Developing Skills Quickly with the Science of Behavior
There is an old saying that has always bothered me: If you want to go fast, go alone. If you want to go far, go together. If it's just a proverb to point out how important community is, I get it. However, it feels a bit static to me, as if someone can’t learn, develop and grow. As an avid mountain biker, this saying has never resonated with me because, let’s face it, being fast on a mountain bike is much more fun than being slow and I would much rather ride with my crew than ride alone. In other words, I want to have my cake and eat it too, or more specifically, I want to go fast together. This is where the science of behavior can help.

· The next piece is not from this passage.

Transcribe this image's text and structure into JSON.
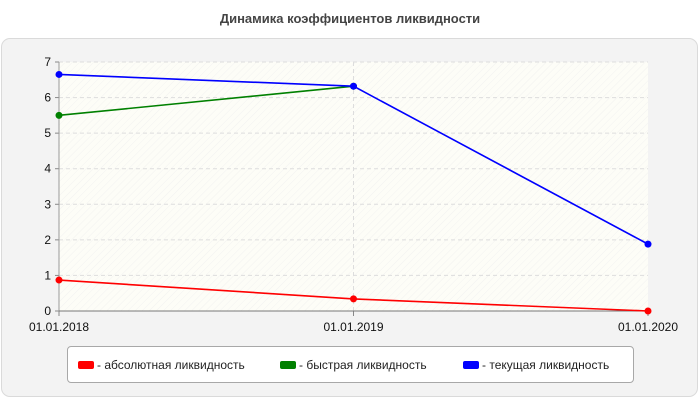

Mountain biking is made up of several complex behavior chains. There are easier chains (keeping balance, pedaling, braking, and shifting your weight) and there are more complex chains (scanning terrain to find lines, adapting body position, wheelies, jumping, and getting over large obstacles). As a biker develops their skills in these (and more) areas, they have the ability pick up and maintain speed. On a team, developing the skills in each other is the key to getting the team to go faster and farther.
Much like a mountain biker, a leader can use behavioral science to develop skills quickly. Here are the steps to do so:
Set a goal. It can be a specific event or improvement in a critical result measure(s). Whenever possible, allow the group to collaborate on the goal and the success outcomes. My crew and I set a goal to ride the Palisade Plunge by the end of the year, which is 32 miles of physically demanding singletrack with a descent of 6000 feet.

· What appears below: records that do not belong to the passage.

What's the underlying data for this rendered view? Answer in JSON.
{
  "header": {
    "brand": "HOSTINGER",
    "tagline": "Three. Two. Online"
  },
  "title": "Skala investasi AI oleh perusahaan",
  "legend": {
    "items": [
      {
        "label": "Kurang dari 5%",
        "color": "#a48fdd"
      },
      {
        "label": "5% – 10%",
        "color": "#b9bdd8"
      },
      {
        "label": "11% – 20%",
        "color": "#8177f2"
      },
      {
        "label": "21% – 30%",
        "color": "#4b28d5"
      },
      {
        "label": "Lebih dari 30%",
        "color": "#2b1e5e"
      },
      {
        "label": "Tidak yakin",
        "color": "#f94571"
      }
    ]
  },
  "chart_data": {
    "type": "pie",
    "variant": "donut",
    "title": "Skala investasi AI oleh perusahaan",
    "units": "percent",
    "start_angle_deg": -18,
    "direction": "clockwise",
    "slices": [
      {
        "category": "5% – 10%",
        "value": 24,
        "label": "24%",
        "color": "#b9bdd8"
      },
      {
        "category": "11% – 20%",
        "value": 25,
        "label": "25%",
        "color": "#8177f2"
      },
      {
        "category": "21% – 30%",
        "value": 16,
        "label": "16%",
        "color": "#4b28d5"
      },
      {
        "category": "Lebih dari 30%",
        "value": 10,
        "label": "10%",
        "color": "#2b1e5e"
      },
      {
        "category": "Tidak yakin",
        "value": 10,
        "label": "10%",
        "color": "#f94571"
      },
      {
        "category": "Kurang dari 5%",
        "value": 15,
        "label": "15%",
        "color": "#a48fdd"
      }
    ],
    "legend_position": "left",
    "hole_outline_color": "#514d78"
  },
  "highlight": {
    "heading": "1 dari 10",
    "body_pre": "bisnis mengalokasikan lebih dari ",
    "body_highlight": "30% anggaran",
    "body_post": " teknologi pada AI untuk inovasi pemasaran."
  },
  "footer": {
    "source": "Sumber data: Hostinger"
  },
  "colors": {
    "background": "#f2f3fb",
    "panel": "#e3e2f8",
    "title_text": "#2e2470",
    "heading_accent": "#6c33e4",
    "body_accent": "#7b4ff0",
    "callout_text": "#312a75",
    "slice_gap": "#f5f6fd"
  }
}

Set subgoals. Subgoals can be individual, or group focused, and they should all tell you if you’re moving in the right direction and allow you to see improvements much faster than if only using the main goal. To achieve our goal of completing the "Plunge," I have several subgoals, including improving my average mile per hour, increasing the length of the trail I do at one time, and increasing the level of difficulty of the trails I regularly ride. Other members of the crew have different goals—each set to help us achieve our main goal.

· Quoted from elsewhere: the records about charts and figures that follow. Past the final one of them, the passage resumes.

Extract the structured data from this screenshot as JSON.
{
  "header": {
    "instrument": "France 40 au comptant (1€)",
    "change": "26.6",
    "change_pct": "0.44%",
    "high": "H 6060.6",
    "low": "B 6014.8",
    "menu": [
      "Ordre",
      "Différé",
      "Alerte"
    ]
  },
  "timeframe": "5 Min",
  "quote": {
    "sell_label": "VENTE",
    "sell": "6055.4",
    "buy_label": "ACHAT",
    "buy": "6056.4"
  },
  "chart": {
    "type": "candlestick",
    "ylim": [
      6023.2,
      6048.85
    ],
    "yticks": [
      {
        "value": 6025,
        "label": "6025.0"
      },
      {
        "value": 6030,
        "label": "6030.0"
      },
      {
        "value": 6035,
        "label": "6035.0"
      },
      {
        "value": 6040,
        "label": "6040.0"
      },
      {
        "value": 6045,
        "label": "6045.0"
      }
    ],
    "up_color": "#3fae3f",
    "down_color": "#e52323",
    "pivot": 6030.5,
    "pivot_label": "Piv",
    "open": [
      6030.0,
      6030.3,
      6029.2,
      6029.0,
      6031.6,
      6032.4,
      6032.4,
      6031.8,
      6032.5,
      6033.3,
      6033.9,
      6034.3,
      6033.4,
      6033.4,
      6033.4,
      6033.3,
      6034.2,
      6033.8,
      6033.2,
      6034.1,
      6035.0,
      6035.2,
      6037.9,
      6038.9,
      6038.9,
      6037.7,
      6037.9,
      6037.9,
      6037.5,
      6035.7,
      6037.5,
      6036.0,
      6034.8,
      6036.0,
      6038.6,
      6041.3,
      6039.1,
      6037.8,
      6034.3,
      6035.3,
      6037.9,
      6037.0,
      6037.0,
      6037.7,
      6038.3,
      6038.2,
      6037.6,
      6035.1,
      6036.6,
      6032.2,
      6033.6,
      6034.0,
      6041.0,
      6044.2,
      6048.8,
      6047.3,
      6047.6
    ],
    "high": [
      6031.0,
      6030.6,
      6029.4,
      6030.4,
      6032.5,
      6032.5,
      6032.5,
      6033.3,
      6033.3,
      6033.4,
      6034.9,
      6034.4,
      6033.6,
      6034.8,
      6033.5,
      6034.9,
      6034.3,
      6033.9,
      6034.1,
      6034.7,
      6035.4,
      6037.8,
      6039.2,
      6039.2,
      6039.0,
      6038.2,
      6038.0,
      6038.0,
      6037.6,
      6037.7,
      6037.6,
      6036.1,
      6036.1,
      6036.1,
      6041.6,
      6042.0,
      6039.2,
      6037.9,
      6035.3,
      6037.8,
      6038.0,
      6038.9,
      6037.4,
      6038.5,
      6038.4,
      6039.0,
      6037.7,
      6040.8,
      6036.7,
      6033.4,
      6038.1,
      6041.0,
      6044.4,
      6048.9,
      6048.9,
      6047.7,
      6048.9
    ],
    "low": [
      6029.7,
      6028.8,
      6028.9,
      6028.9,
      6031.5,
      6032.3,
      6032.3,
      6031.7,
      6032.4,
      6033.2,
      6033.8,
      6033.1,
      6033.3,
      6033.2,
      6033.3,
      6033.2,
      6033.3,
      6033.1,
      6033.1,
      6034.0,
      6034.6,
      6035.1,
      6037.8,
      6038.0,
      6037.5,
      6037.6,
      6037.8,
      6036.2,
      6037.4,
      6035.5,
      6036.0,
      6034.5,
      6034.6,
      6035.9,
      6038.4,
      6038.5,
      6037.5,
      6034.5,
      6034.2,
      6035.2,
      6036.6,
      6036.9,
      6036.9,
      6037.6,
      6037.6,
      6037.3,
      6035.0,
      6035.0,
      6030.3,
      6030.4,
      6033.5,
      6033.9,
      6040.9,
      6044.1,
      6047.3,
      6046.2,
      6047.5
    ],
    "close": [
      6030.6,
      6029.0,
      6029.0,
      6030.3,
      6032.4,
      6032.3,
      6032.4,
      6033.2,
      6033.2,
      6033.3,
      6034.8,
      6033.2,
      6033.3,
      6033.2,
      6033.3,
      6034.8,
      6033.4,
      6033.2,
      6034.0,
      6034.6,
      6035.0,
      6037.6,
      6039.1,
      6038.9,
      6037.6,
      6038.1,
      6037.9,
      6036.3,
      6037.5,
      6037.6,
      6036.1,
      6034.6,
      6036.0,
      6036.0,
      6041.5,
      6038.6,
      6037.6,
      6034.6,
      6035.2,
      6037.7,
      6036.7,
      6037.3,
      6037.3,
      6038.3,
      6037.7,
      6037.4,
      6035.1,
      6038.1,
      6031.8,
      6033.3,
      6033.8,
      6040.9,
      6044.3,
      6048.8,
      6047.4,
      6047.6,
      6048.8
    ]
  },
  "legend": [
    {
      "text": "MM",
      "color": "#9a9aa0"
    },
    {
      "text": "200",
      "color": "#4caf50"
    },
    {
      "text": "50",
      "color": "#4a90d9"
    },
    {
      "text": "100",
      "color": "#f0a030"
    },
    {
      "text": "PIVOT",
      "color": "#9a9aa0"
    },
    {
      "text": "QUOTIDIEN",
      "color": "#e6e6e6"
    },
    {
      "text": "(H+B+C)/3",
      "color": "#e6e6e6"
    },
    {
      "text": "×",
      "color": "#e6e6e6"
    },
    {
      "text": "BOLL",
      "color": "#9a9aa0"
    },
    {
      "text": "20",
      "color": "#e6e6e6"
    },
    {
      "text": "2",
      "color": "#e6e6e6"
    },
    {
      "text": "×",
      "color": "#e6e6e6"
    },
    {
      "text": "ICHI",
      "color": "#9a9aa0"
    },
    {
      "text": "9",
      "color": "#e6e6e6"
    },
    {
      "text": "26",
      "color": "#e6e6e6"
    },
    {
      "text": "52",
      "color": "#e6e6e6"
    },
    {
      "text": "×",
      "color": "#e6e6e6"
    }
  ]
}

Pinpoint behaviors that will help achieve the goals. Select behaviors critical to mission success that need to be developed as habits. These are actions that one person (or the whole team) needs to develop to achieve the goal. For me, I am currently focused on the critical behavior of body position (arms and knees bent, hips behind the seat, looking up) while on steep descents. For more information on how to pinpoint, here is a great article.
Session those behaviors. Sessioning is a fancy word for deliberate practice. Find opportunities to practice the pinpointed behaviors that will help you achieve your goal until those skills become habits. We do this by selecting trails that have multiple opportunities to practice the developing behaviors and by stopping on the trail to repeat the behavior over and over. This way we are building the skills necessary to complete our goal.
Reinforce, coach, and ask questions. Behaviors need reinforcement to strengthen them. Providing high rates of positive reinforcement will not only help others develop their skills faster but also makes it more likely they will be engaged and motivated in the future. People are not going to find success all the time. This is where good coaching is useful. Show them how to do the behavior successfully—walk them through what they need to do. For my group, it might be, “Let's practice that obstacle and this time try...” Finally, ask lots of questions to help the team clarify how they achieved success. Questions like, “What did you do differently this time?” or “How did you do that?” can help someone pick out the subtle differences in their behavior that allowed them to do something they could not do before. All three of these things should be done often and in the moment.
Following these steps will help you and your crew develop important skills and achieve goals. In the world of mountain biking, I want to go fast and far. So maybe we need to ditch the proverb, “If you want to go fast, go alone. If you want to go far, go together,” and replace it with something that recognizes that fast and far are achievable with deliberate practice. I am not sure what the proverb would be, but I promise you, both fast and far are attainable with the use of behavioral science.